4. Assembly Factor =/= Complex Activity Pattern

Proteins required for assembly of multi-subunit complexes but annotated with the activity of the complex itself.
- SURF1: Assembly factor for Complex IV, annotated with cytochrome-c oxidase activity and proton transport
- ATP10: Assembly factor for ATP synthase, annotated with unfolded protein binding
- IDH3B: Regulatory subunit annotated with catalytic activity of the alpha subunit
- Ccs: Copper chaperone for SOD1, annotated with SOD activity

5. Upstream Regulator =/= Direct Activity

Genes annotated with the activity of their downstream targets.
- EGFR annotated as MAP3K (activates RAF, the actual MAP3K)
- RASA1 annotated with GTPase activity (stimulates Ras GTPase)

6. Non-catalytic Family Members

Family members that have lost the signature catalytic activity.
- PGRPS1, PGRPLD: PGRP family, lost amidase activity, retain binding
- Epe1: JmjC family, lost demethylase activity
- CG6051: Myotubularin family, lost phosphatase activity

Relationship to Other Projects

Next Steps


STATUS

Completed

In Progress

Last updated: 2026-03-06

NOTES

2026-03-06

Project Creation

Scanned 6,319 REMOVE/MARK_AS_OVER_ANNOTATED annotations across all gene reviews. Identified 22 very high-confidence (score >= 6) and 115 strong (score >= 4) candidates for formal NOT annotations across 19 species.

The most impactful pattern is pseudo-enzymes: proteins with enzyme-family domains that have demonstrably lost catalytic activity. These are particularly valuable NOT annotations because automated pipelines (InterPro2GO, IBA) will repeatedly re-annotate them without explicit NOT annotations to prevent propagation.
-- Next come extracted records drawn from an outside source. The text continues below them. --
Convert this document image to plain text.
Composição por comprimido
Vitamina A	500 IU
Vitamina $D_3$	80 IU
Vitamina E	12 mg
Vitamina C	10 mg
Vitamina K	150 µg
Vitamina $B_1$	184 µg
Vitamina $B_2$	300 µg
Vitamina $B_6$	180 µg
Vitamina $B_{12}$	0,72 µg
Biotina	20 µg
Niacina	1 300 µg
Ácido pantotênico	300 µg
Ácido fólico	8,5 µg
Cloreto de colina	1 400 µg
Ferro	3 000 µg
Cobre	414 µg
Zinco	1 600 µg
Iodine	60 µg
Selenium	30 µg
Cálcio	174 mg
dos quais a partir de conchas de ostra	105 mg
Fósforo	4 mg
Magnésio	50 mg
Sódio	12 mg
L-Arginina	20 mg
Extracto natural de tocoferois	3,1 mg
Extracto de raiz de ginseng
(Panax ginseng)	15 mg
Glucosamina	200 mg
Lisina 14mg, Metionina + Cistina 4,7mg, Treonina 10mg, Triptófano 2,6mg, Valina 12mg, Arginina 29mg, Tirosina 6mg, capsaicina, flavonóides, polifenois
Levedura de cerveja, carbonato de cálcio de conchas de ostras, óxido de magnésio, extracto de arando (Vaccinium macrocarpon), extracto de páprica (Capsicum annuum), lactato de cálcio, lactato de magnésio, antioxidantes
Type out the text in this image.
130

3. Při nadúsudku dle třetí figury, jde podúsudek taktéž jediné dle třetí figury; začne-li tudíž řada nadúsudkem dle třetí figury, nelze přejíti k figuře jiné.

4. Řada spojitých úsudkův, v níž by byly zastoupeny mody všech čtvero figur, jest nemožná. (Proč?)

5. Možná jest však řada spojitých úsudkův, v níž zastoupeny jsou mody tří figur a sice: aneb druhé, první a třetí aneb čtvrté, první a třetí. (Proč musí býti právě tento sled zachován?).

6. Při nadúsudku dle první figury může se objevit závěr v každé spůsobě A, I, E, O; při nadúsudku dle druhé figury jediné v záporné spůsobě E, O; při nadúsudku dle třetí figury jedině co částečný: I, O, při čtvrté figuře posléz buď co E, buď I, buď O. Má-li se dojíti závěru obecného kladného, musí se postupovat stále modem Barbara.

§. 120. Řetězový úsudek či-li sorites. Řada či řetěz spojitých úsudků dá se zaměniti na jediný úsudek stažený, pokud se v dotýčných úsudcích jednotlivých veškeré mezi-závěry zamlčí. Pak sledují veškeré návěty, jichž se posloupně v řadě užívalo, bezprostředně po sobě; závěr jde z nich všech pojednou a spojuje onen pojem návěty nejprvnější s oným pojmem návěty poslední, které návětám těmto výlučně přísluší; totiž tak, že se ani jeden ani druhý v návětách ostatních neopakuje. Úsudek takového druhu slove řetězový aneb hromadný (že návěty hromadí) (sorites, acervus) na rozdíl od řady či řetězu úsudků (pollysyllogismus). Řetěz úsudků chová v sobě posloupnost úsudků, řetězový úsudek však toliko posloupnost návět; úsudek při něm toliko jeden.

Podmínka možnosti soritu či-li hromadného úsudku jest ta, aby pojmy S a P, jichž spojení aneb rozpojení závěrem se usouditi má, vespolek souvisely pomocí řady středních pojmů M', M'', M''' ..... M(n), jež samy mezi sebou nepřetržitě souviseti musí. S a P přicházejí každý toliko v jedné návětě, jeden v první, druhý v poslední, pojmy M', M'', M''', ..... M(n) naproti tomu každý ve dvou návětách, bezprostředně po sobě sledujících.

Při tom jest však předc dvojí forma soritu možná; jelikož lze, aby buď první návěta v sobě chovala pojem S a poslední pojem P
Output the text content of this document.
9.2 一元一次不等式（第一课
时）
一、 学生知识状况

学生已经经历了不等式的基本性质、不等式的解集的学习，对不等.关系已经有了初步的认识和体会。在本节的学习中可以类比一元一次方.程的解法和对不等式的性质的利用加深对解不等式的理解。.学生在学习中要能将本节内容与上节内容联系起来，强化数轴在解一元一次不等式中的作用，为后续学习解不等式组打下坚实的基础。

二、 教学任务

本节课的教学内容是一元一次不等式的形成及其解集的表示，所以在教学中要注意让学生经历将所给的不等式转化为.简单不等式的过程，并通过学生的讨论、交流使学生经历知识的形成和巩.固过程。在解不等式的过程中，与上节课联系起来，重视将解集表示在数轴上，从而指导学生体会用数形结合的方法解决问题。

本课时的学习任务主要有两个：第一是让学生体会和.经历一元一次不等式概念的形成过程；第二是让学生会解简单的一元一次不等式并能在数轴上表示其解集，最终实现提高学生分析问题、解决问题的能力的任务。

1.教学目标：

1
Key insight: The DnaJ/HSP40 ATP binding pattern (YDJ1, DNAJA2, DNAJA4, Dnaja3, DnaJ) represents a systematic class error worth addressing at the pipeline level - DnaJ proteins stimulate HSP70 ATPase but do not themselves bind ATP.

Expanded Search

Added keywords for "misannotation", "does not catalyze", "no intrinsic", "erroneous", "does not bind", "not itself", "false positive". This expanded the candidate pool from 53 to 250 at score >= 3.

Major new finding: the "is phosphorylated" =/= "does phosphorylation" pattern is the single largest category by count, with ~19 human genes incorrectly annotated to GO:0006468 protein phosphorylation because a paper described their phosphorylation by kinases. This is a systematic issue with TAS/IDA evidence codes.

Also identified the assembly factor pattern (SURF1, ATP10, IDH3B, Ccs) where proteins required for complex assembly get annotated with the complex's activity.